Velsipity, the third commercialised product of Everest Medicines, is already approved in the US, European Union (EU), and other regions through its licensing partner, Pfizer.
In the Macau Special Administrative Region, China, the Pharmaceutical Administration Bureau approved the NDA in April. Velsipity was launched in the Guangdong-Hong Kong-Macau Greater Bay Area in October this year.
Velsipity was developed by Arena Pharmaceuticals, which was acquired by Pfizer in 2022. Everest Medicines secured rights to develop, produce, and commercialise the drug in Greater China and South Korea from Arena Pharmaceuticals in 2017.
Everest Medicines CEO Rogers Yongqing Luo said: “Previously, velsipity has already been approved in Macau, China, and was implemented in the Greater Bay Area through the connect policy.
“The company also plans to submit the NDA for approval by China’s National Medical Products Administration (NMPA) this year, with the aim of benefiting more Chinese patients as soon as possible.”
The NDA acceptance in Hong Kong was based on results from the ELEVATE UC Phase 3 programme, which included ELEVATE UC 52 and ELEVATE UC 12.
These studies evaluated the safety and efficacy of once-daily 2 mg etrasimod for clinical remission in UC patients with moderately to severely active UC. The patients had previously failed or were intolerant to at least one conventional, biologic, or Janus kinase (JAK) inhibitor therapy.
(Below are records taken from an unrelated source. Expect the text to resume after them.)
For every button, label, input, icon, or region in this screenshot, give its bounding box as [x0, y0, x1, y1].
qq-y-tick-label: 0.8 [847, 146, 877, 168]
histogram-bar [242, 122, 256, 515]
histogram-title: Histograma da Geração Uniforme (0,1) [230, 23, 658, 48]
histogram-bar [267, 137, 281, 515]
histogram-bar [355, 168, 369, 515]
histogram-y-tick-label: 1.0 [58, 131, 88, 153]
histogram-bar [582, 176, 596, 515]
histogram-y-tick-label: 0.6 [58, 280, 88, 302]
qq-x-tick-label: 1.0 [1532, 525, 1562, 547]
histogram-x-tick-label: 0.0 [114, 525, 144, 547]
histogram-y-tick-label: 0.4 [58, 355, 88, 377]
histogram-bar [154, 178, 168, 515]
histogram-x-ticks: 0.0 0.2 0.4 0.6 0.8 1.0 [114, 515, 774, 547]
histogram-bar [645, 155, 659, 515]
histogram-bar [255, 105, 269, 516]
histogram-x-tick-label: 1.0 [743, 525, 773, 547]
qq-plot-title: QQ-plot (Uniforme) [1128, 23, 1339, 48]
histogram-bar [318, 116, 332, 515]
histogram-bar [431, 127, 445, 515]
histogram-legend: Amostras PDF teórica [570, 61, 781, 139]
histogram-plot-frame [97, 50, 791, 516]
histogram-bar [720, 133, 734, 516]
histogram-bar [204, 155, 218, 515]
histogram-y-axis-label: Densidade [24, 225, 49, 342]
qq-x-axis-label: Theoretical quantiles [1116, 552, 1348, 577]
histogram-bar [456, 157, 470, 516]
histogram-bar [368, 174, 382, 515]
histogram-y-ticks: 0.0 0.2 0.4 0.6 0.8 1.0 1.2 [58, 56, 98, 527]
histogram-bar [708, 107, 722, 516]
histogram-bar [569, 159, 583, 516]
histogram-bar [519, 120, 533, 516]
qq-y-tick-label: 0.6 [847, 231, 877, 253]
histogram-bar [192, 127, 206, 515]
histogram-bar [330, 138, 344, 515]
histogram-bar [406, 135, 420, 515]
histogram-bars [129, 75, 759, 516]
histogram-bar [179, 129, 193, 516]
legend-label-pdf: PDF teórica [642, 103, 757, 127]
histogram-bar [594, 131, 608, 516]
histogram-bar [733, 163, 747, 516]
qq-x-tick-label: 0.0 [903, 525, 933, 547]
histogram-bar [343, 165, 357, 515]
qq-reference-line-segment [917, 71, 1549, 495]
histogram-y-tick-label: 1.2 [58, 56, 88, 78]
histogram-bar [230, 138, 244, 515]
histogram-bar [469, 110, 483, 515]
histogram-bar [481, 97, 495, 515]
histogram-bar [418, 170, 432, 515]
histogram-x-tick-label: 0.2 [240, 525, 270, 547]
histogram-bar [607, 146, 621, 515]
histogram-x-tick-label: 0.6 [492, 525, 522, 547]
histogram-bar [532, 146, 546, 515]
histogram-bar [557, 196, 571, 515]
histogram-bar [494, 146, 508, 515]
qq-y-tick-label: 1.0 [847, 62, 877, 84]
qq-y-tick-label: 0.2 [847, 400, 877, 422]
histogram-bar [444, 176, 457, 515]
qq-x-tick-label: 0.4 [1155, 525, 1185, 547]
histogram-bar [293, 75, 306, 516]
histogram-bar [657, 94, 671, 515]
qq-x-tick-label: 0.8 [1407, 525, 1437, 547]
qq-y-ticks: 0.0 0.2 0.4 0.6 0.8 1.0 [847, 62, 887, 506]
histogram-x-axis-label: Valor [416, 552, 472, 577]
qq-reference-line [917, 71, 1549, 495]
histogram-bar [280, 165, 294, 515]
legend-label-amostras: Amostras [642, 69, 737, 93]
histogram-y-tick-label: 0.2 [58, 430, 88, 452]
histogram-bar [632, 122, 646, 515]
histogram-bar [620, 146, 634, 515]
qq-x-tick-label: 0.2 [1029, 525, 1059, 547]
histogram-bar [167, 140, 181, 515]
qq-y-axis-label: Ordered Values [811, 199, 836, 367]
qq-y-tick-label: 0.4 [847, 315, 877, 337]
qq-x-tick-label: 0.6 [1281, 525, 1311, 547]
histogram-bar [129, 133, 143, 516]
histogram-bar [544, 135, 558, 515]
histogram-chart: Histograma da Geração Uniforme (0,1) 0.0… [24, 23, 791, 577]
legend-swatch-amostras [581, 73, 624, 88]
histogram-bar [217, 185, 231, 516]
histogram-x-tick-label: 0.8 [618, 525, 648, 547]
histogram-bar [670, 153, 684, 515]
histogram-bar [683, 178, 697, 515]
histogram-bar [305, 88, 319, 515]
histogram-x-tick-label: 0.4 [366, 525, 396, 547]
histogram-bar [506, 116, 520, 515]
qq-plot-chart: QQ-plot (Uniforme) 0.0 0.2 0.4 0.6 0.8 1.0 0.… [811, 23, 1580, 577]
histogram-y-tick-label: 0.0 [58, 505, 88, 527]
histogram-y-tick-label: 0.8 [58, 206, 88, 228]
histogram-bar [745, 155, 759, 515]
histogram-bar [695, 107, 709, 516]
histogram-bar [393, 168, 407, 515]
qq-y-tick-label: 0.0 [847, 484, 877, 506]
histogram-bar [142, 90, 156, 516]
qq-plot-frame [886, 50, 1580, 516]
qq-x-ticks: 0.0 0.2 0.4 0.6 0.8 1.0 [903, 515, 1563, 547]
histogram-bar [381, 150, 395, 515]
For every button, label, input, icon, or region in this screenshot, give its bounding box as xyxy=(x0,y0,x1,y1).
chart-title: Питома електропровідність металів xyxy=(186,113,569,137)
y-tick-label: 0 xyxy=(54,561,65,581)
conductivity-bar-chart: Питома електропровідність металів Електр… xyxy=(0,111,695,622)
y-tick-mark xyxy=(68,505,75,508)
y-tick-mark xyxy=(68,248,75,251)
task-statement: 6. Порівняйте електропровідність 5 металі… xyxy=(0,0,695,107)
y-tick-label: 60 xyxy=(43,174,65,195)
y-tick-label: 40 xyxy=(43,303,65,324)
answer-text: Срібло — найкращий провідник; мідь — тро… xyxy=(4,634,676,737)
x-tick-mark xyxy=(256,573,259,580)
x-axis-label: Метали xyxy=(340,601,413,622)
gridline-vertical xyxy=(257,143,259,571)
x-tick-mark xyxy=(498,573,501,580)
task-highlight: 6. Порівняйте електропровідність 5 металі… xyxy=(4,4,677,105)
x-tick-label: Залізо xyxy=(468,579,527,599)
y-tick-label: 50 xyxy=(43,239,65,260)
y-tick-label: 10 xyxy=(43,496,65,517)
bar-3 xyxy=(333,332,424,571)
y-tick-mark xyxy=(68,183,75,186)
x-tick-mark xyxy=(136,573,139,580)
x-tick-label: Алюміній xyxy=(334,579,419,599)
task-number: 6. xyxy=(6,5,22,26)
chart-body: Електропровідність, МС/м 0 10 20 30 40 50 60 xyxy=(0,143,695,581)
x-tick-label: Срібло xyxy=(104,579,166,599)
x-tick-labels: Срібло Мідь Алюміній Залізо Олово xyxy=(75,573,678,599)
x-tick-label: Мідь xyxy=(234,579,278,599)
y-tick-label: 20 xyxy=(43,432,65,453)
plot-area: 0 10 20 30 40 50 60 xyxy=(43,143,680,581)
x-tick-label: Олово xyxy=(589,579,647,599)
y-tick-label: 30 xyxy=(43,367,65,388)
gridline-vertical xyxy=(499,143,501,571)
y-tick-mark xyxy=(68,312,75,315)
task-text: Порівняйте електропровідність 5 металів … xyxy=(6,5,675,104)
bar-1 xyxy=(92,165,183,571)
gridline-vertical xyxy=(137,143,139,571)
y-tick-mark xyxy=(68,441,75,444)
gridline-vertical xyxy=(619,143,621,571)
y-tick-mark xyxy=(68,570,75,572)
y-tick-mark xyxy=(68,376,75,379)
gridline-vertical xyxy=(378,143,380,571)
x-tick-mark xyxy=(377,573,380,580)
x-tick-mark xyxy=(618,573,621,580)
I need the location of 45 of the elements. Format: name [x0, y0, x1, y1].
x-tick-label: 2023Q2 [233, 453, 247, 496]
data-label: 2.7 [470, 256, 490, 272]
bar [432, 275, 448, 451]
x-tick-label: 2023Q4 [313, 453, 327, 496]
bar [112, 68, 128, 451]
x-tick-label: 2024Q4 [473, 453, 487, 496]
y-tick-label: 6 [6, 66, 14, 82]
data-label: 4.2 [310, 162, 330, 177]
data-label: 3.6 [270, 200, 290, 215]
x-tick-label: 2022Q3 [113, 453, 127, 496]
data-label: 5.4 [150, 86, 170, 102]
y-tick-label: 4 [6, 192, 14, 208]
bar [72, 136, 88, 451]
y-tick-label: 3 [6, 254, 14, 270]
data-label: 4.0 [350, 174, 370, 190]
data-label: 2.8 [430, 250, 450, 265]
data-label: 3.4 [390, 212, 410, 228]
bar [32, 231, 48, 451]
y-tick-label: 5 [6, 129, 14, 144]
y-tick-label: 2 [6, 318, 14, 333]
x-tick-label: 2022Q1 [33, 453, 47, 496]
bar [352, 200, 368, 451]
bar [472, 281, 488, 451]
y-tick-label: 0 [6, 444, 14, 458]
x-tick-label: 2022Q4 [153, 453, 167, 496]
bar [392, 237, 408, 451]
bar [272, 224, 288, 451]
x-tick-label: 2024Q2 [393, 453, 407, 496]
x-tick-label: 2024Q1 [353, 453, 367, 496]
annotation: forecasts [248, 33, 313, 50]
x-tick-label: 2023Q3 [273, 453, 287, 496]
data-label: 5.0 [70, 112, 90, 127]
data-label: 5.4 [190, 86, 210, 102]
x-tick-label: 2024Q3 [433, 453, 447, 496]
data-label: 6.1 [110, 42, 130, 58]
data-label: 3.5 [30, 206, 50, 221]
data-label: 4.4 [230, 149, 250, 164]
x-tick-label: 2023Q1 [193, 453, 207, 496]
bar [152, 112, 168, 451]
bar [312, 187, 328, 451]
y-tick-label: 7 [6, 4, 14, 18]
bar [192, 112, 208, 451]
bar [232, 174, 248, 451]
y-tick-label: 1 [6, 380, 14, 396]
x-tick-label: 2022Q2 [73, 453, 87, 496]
Both studies met all primary and key secondary efficacy endpoints, demonstrating a favourable safety profile consistent with previous etrasimod studies.
In addition, Everest Medicines conducted a multicentre, randomised, double-blind, placebo-controlled Phase 3 trial of etrasimod in Asia, including mainland China, Taiwan, and South Korea.
The induction period results showed a 25% clinical remission rate in patients treated with etrasimod 2 mg, compared to 5.4% in the placebo group.
Etrasimod also demonstrated significant improvements in all key secondary endpoints. The topline results from the maintenance period, released in July, confirmed clinical and statistical improvements over placebo after 40 weeks of treatment.
The safety profile of velsipity remained consistent with previous studies, with no new safety concerns.